Hintergrund ist das ich mich in ein paar Java Programme einarbeiten will und irgendwo anfangen muss.
Wie macht ihr das wenn ihr euch einlesen müsst? Ich meine man verliert schnell die Übersicht und der Bildschirm kann gar nicht groß genug sein usw...

Oder evtl alles Ausdrucken dass man es sich an die and pappen kann um einen Überblick zu bekommen.

Naja wie gesagt wäre ich um konstruktive Kommentare sehr dankbar!


----------



## André Uhres (24. Jul 2006)

Vielleicht könnte man 100 Kopien übers Forum bestellen, dann bekommen wir Mengenrabatt, hehe.
Und stevg macht noch nen kleinen Aufschlag zur Finanzierung des Forums  :wink:


----------



## AlArenal (24. Jul 2006)

dst hat gesagt.:
			
		

> Hintergrund ist das ich mich in ein paar Java Programme einarbeiten will und irgendwo anfangen muss.
> Wie macht ihr das wenn ihr euch einlesen müsst? Ich meine man verliert schnell die Übersicht und der Bildschirm kann gar nicht groß genug sein usw...

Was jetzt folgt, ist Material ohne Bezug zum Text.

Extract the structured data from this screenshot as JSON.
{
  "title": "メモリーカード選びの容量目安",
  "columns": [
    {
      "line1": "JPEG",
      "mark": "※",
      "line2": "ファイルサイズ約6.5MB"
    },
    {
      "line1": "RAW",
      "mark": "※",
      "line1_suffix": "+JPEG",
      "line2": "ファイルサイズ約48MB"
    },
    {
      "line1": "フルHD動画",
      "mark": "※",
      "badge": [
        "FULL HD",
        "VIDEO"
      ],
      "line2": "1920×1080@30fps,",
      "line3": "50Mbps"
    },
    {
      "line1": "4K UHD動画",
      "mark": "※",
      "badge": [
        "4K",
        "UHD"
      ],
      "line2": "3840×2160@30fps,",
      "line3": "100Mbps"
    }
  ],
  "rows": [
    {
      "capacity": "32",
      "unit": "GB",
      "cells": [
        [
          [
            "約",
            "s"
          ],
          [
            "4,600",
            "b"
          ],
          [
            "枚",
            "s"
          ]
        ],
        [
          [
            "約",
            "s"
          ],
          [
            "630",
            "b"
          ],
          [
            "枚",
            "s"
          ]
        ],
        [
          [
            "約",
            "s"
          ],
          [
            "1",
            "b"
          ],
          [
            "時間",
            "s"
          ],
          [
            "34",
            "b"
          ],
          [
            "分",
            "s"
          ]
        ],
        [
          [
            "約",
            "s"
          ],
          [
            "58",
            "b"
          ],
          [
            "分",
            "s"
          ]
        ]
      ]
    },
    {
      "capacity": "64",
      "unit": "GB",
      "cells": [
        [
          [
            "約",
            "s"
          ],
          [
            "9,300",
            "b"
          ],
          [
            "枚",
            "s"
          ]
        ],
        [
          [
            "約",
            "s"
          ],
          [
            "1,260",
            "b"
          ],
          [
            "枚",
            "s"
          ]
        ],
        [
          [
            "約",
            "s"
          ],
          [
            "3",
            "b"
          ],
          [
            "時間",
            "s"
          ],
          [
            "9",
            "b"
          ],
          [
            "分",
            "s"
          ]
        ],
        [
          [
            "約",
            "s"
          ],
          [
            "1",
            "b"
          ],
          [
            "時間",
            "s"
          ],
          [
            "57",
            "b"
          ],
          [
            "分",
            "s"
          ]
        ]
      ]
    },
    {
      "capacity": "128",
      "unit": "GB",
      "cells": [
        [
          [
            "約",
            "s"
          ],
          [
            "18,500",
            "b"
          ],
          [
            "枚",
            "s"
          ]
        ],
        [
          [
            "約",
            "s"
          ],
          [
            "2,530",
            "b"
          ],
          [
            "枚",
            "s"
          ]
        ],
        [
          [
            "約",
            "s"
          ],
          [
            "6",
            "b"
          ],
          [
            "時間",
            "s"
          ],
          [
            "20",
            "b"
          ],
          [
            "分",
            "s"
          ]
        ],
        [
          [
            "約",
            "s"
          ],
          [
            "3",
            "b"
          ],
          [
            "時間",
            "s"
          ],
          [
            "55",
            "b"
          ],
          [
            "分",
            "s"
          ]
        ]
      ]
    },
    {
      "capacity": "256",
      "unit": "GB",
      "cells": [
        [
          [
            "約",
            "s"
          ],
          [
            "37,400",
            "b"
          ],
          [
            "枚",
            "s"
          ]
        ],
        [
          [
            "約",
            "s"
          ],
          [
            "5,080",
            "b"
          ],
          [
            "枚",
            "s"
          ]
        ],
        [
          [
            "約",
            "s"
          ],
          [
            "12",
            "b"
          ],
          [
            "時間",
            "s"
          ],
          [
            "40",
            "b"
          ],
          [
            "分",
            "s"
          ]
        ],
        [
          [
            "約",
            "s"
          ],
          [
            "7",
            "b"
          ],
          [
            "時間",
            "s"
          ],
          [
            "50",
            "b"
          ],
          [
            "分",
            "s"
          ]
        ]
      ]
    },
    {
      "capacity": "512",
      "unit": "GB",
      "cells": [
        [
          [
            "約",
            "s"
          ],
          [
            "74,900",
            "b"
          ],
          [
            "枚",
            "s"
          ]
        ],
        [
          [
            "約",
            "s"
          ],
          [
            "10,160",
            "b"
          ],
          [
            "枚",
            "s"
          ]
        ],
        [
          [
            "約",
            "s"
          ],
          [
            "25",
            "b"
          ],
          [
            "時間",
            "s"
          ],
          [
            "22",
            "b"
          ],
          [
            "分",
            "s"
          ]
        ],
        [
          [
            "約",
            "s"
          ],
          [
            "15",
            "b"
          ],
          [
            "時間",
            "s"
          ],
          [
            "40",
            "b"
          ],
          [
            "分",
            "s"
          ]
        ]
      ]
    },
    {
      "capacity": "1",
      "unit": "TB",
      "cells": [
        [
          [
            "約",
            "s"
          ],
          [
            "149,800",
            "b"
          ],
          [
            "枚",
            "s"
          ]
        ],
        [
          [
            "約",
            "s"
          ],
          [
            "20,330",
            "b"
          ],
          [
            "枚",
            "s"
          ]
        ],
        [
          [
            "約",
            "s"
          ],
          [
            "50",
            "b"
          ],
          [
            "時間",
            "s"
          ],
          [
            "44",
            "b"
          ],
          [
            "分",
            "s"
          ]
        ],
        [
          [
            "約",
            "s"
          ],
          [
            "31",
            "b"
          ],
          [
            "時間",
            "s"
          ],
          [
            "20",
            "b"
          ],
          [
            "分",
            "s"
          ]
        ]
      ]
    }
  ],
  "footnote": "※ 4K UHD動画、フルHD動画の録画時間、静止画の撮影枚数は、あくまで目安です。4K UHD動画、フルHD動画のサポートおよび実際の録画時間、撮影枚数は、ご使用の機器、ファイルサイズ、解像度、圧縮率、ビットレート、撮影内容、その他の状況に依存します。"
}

Doku lesen, Beispiele anschauen und daraus Schlüsse ziehen und lernen. Mir kam noch nichts unter, wo noch ne UML-Doku bei war und ich hab sie auch nie vermisst. Wenn die Doku so scheiße ist, dass du versuchst über solche hackentricks noch mehr Infos und Übersicht rauszuquetschen, kannst du schon davon ausgehen, dass das Teil so konfus designt ist, dass dir das UML-Klassendiagramm nicht mehr bringt als ein Apfelmännchen - da kannste drin rumzoomen wo und wie du willst, es kommt immer dergleiche Scheiß raus.


----------



## foobar (24. Jul 2006)

In Eclipse kann man sich recht schnell einen Überblick über die Software machen indem man Open CallHierarchy, References und Open Type Hierarchy verwendet.
Ansonsten lass dir von dem Code ein Klasendiagramm erstellen.


----------



## SnooP (24. Jul 2006)

Ich würd auch sagen, dass sich Klassendiagramme eher eignen um die Struktur von fertigen Programmen nachzuvollziehn... - Flussdiagramme halte ich nachwievor für absolut überflüssig in der heutigen Programmierwelt  ... das mag zu Pascals Zeiten schon schlecht gewesen sein - heute ists nur noch blödsinnig


----------



## André Uhres (24. Jul 2006)

SnooP hat gesagt.:
			
		

> ..Flussdiagramme halte ich nachwievor für absolut überflüssig in der heutigen Programmierwelt  ... das mag zu Pascals Zeiten schon schlecht gewesen sein - heute ists nur noch blödsinnig


Bringt anscheinend nen Haufen Geld ein: von der Seite aus betrachtet ist es wohl eher scharfsinnig


----------



## dst (24. Jul 2006)

SnooP hat gesagt.:
			
		

> Ich würd auch sagen, dass sich Klassendiagramme eher eignen um die Struktur von fertigen Programmen nachzuvollziehn... - Flussdiagramme halte ich nachwievor für absolut überflüssig in der heutigen Programmierwelt  ... das mag zu Pascals Zeiten schon schlecht gewesen sein - heute ists nur noch blödsinnig




LOL - danke für eure Antworten.
Dass ich ohne eigene Hirnleistung nicht zum Ziele komme war mir schon klar - nur wollte ich ich nicht jeden Irrweg gehen. 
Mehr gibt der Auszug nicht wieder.